Refleti longamente, na quietude da noite, sobre a resposta da minha vozinha. Rebobinei na memória o momento exato, a oportunidade clara, quase explícita, que eu lhe havia oferecido para que ela pudesse finalmente falar sobre o caso que eu sabia, com uma certeza inquietante, que ela mantinha com Charles. Pensei na forma como ela, com uma mestria que só os anos e a experiência podem conceder, navegou aquele instante delicado e optou elegantemente por não revelar absolutamente nada, por desviar-se do tema com uma discrição que raiava a arte. Aquela pequena e monumental omissão — talvez um instinto inato de proteção — não a diminuiu aos meus olhos; pelo contrário, cimentou, endureceu, como rocha, a minha própria e já amadurecida decisão.

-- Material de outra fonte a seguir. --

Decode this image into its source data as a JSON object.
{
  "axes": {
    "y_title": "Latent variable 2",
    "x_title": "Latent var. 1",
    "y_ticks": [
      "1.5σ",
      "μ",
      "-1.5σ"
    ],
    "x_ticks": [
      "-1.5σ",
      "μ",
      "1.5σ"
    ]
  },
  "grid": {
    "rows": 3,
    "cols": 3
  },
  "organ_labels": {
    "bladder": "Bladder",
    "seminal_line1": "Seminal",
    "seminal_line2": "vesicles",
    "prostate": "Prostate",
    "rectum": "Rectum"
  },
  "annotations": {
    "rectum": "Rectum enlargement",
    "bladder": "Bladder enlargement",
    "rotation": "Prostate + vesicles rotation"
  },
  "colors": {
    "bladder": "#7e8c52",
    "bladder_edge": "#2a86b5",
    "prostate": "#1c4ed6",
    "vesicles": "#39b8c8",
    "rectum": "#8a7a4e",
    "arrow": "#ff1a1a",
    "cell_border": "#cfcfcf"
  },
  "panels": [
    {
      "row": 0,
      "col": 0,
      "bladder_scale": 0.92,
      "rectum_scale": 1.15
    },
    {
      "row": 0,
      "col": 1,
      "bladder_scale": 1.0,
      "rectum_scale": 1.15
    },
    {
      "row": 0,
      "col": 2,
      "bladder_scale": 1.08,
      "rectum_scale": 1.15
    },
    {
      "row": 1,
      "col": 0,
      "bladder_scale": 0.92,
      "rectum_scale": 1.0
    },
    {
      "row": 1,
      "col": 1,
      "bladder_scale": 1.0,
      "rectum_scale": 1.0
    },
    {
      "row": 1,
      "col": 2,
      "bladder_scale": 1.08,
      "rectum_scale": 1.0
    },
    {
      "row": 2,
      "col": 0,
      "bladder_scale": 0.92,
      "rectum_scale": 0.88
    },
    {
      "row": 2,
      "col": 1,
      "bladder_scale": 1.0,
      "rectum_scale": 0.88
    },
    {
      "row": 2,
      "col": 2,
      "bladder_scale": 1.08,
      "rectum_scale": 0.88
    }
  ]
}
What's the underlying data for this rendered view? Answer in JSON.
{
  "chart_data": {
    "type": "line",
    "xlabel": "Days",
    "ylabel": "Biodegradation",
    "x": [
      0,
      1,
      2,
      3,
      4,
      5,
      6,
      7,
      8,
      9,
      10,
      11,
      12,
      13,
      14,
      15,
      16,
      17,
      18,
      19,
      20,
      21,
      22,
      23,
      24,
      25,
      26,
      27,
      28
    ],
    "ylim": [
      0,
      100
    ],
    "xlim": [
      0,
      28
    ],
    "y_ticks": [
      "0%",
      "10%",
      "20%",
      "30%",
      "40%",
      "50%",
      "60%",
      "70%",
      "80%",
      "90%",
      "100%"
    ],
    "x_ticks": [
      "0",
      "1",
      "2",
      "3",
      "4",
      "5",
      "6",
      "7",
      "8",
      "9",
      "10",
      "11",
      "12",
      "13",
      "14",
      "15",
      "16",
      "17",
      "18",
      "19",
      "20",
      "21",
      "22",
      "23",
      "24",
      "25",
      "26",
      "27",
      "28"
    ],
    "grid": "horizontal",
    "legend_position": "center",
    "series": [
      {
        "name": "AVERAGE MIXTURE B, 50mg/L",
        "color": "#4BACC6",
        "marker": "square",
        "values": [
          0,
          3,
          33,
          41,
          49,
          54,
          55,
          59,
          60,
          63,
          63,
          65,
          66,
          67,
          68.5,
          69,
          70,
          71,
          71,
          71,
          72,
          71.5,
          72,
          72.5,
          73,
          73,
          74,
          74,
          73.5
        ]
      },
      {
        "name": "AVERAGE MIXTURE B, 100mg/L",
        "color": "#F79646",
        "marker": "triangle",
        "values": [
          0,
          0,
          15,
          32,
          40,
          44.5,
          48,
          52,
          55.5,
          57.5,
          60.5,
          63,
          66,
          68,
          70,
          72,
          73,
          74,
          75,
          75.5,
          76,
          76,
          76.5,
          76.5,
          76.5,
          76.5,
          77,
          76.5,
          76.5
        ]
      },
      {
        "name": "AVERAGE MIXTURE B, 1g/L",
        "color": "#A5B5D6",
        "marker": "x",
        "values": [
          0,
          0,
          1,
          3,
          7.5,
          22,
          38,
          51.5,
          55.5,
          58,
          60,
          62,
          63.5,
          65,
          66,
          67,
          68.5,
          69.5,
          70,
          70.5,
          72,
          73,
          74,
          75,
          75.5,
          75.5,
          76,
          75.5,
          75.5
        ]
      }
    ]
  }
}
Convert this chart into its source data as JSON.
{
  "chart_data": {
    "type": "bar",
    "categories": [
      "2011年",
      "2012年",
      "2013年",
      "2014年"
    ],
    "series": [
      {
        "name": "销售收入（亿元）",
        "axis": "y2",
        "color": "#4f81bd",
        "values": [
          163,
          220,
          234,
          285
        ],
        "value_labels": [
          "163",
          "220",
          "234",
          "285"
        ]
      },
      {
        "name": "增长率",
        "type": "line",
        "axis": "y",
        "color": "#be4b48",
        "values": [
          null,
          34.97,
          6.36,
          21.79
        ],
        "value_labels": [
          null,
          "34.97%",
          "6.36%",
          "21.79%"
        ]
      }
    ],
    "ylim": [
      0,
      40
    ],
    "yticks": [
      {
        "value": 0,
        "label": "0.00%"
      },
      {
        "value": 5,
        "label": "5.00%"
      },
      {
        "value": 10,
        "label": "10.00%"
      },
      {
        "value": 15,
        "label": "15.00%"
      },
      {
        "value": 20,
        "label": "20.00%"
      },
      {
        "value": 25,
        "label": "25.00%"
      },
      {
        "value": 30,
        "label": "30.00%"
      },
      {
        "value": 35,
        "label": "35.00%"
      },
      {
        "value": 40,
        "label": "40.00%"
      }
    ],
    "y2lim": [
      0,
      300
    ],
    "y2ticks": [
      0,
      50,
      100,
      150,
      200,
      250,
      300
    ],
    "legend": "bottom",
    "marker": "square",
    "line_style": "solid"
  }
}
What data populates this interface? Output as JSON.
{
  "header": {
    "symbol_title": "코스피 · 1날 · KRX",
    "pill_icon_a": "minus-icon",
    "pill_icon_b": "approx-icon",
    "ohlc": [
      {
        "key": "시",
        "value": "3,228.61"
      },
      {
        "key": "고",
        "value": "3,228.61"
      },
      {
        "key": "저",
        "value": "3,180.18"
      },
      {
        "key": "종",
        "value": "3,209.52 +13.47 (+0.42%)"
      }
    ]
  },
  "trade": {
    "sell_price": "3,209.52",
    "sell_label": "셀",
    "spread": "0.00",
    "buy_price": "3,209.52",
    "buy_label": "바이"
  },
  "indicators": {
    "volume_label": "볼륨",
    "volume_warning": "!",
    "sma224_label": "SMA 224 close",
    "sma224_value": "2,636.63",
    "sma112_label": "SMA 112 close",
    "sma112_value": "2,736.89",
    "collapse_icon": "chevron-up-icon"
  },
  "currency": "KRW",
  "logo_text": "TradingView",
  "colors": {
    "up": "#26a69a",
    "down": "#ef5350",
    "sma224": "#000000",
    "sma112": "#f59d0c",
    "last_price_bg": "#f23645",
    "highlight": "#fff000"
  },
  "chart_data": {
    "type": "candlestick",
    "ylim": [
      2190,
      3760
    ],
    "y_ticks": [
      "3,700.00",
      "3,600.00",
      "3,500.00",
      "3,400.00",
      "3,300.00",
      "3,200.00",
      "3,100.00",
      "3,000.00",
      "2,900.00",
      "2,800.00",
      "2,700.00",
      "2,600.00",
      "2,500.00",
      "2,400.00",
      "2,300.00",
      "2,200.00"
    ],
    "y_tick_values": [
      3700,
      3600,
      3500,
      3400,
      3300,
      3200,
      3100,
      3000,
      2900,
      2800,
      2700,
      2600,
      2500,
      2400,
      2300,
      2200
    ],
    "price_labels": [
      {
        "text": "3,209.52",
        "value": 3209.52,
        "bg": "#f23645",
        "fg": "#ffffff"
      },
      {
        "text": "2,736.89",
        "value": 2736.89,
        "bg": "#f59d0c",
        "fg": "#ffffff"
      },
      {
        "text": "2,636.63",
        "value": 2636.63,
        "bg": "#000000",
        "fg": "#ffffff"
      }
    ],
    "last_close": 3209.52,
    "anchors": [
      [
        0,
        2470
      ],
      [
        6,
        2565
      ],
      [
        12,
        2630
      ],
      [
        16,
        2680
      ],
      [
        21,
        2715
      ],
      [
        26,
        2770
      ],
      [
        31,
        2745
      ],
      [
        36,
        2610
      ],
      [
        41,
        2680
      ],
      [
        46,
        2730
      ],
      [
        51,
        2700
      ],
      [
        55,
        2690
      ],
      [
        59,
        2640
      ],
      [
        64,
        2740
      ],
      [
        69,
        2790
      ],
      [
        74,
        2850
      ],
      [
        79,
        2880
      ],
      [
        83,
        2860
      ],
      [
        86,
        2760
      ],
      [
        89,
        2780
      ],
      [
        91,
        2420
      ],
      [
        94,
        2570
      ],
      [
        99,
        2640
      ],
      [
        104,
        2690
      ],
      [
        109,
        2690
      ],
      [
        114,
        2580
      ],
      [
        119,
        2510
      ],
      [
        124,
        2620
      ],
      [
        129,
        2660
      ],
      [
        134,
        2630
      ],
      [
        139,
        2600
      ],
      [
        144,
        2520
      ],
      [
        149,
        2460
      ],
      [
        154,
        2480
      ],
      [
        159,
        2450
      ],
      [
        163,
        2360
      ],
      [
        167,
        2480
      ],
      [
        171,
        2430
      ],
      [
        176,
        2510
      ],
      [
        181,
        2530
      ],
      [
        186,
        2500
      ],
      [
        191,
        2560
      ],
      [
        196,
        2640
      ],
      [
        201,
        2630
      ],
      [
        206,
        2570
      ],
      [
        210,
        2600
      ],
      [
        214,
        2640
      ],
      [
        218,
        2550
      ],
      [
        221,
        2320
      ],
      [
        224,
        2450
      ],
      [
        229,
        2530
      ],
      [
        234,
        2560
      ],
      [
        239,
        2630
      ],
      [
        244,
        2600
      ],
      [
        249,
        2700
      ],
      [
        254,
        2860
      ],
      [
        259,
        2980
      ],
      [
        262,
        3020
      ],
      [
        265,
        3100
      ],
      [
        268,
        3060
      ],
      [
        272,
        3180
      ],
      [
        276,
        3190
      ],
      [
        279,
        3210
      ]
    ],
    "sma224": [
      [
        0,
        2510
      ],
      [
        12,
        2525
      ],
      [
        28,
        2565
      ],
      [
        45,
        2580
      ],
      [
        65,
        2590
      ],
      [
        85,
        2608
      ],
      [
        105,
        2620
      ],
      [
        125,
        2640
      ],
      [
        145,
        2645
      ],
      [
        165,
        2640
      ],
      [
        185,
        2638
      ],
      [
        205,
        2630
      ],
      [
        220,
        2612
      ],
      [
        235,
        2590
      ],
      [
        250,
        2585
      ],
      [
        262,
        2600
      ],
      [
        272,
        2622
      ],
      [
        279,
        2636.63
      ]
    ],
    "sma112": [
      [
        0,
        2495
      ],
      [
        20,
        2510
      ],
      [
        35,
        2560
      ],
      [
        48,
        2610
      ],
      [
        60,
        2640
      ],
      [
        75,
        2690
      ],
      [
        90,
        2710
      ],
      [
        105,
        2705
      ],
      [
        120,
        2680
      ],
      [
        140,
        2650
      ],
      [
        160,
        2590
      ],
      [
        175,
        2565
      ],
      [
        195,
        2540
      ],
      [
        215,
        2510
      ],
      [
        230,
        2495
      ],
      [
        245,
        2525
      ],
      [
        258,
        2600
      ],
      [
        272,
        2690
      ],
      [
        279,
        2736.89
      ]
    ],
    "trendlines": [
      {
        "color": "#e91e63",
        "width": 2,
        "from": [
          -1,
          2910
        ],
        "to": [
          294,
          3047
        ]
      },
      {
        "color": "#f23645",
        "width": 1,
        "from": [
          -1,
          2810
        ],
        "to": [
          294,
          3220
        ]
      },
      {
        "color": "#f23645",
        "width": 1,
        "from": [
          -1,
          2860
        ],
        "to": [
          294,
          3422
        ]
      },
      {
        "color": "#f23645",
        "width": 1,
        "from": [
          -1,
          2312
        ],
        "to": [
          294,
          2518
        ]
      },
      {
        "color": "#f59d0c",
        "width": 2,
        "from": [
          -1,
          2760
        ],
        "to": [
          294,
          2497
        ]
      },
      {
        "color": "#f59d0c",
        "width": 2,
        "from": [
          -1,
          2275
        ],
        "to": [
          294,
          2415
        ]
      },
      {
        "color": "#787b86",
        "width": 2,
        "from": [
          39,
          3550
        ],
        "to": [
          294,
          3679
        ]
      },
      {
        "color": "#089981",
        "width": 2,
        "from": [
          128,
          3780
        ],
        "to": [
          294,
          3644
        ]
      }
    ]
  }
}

Eu não contaria a ela, nunca, sob circunstância alguma, a verdade nua e crua sobre o meu próprio comportamento, sobre as minhas escolhas que me levaram a rotular-me, em segredo e com amargura, como uma “vadia perfeita”. Nem sequer insinuaria, e muito menos revelaria que eu tinha plena, dolorosa e inquietante consciência de que ela, a minha doce e aparentemente frágil avó, a mulher que encarnava a bondade e a rotina aos meus olhos, também vivia, à sua maneira, uma vida dupla. Uma vida discreta, sim, velada por uma cortina impenetrável de normalidade, mas igualmente complexa e cheia dos seus próprios segredos inconfessáveis, das suas paixões clandestinas que a faziam vibrar para lá da fachada que todos conheciam. Éramos, de certa forma, espelhos um do outro, navegando segredos em silêncio.

A manhã seguinte chegou suavemente, um fio dourado de sol mal despontara no horizonte, pintando o céu com tons pálidos, quando vovó me acordou com a gentileza habitual, os sons familiares da casa a ecoar o regresso da rotina que tanto procurávamos. Respirar a normalidade parecia, naquele momento, um bálsamo. A primeira coisa que ela perguntou, antes mesmo que eu pudesse abrir completamente os olhos, foi se eu estava bem. A sua voz, embora mantivesse o tom de sempre, estava subtilmente carregada de uma preocupação velada, um resquício tangível da tensão que a noite anterior deixara no ar. Quis saber se eu havia dormido bem, se aqueles medos sombrios que me assombravam tinham finalmente se acalmado.

Assegurei que sim, com a convicção de que ela precisava ouvir. Disse que me sentia muito melhor e que já me sentia perfeitamente capaz e pronto para caminhar serenamente ao centro da cidade com a minha cesta repleta de doces e voltar a vender as nossas delícias. Dona Adelaide sorriu, um sorriso que carregava o cansaço de quem partilha fardos invisíveis, mas que se iluminou com uma genuína felicidade e alívio ao ver-me recuperar. Concordou prontamente, mas lembrou, num tom prático, que antes precisávamos fazer mais doces, pois, para a minha total e surpresa — confesso que a notícia me fez piscar em descrença — ela havia vendido tudo o que tínhamos na despensa. Perguntei, com um misto de curiosidade genuína e uma ponta de incredulidade, quando e como ela conseguiu tal feito em tão pouco tempo.

E ela, com uma naturalidade tão desconcertante que mal pude conter o meu espanto interior, mencionou, como se fosse o pormenor mais banal do mundo. Disse que aproveitou a viagem até o mercado que fez ontem com Charles não só para fazer as compras necessárias, mas também para despachar, em poucas horas, tudo o que tínhamos, esvaziando a cesta com uma eficiência inesperada. A sua capacidade de misturar o mundano com o segredo, a rotina com a sua vida complexa, continuava a fascinar-me e a moldar as minhas próprias escolhas.